When machining in particular metallic materials by milling, it is customary to use milling tools which have a relatively tough carrier body which can be manufactured, for example, from tool steel to which a plurality of cutting inserts made of a harder, more wear-resistant material, in particular cemented-carbide, cermet or cutting ceramic, is fastened. The cutting inserts here have the cutting edges which enter into engagement in a machining manner with the workpiece to be machined. It is known in particular to design the cutting inserts as what as referred to as indexable cutting inserts which have a plurality of identical cutting edges useable in succession. The individual cutting edges are customarily indexed here by rotation of the respective cutting insert about one or more axes of symmetry (for example by 90°, 120°, 180°, 240°, 270° or other angles).
Different geometries are used here for the milling tools and the cutting inserts depending on the intended use. One use region is face milling with high feed rates, in which the milling operation is carried out at relatively low depths of cut, but at relatively high feed rates in the direction parallel to the workpiece surface to be machined.

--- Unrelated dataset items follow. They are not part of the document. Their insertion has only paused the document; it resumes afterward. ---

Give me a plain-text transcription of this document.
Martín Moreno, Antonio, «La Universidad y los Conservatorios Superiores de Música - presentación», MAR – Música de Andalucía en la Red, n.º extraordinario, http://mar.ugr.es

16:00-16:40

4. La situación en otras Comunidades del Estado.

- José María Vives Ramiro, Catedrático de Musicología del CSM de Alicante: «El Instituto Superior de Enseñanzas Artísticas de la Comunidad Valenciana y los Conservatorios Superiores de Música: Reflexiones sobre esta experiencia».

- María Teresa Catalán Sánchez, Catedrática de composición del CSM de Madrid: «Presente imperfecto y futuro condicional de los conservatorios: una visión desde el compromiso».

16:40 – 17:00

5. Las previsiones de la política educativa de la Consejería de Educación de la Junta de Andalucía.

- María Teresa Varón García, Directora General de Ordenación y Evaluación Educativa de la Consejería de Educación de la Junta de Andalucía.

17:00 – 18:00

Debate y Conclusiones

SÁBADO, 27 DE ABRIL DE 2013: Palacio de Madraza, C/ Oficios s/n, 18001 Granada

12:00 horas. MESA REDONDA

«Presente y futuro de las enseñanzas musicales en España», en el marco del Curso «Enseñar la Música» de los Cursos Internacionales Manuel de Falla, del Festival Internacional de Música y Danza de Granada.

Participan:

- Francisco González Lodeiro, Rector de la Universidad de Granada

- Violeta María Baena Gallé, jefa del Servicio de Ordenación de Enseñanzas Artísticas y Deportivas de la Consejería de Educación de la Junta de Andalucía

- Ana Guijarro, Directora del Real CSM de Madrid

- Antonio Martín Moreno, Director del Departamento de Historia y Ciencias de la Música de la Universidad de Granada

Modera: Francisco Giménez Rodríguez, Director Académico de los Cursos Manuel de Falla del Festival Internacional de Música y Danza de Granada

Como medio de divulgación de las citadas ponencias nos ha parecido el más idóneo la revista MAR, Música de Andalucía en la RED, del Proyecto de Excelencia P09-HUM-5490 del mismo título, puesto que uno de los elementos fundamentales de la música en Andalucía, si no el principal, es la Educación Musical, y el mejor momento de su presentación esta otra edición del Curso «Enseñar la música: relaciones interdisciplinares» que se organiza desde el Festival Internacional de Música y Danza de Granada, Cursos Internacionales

In milling operations of this type, because of the high feed rate, relatively long cutting edge portions come into engagement with the workpiece to be machined, and it is important to provide as balanced as possible a distribution of the cutting forces at the cutting edge in order to achieve a long service life of the cutting insert.
JP S52-103081 A presents a miller with a carrier body which is equipped with a plurality of exchangeable cutting inserts which each have cutting edge portions which are convexly arched at least in sections.
Indexable cutting inserts composed of cemented carbide or cermet are customarily produced in a powder-metallurgical production process from starting powders which are mixed in accordance with the desired composition, are pressed in a mold into the desired shape and are subsequently sintered to form solid bodies. During the sintering of the pressed green compacts, compaction of the material occurs, which compaction is associated with shrinkage, wherein the uniformity of said shrinkage is greatly influenced by the geometry of the green compact and the pressure distribution achieved during the pressing. It has been shown that the service life which can be achieved for cutting inserts produced by powder-metallurgy greatly depends on the successful control of the powder-metallurgical production process.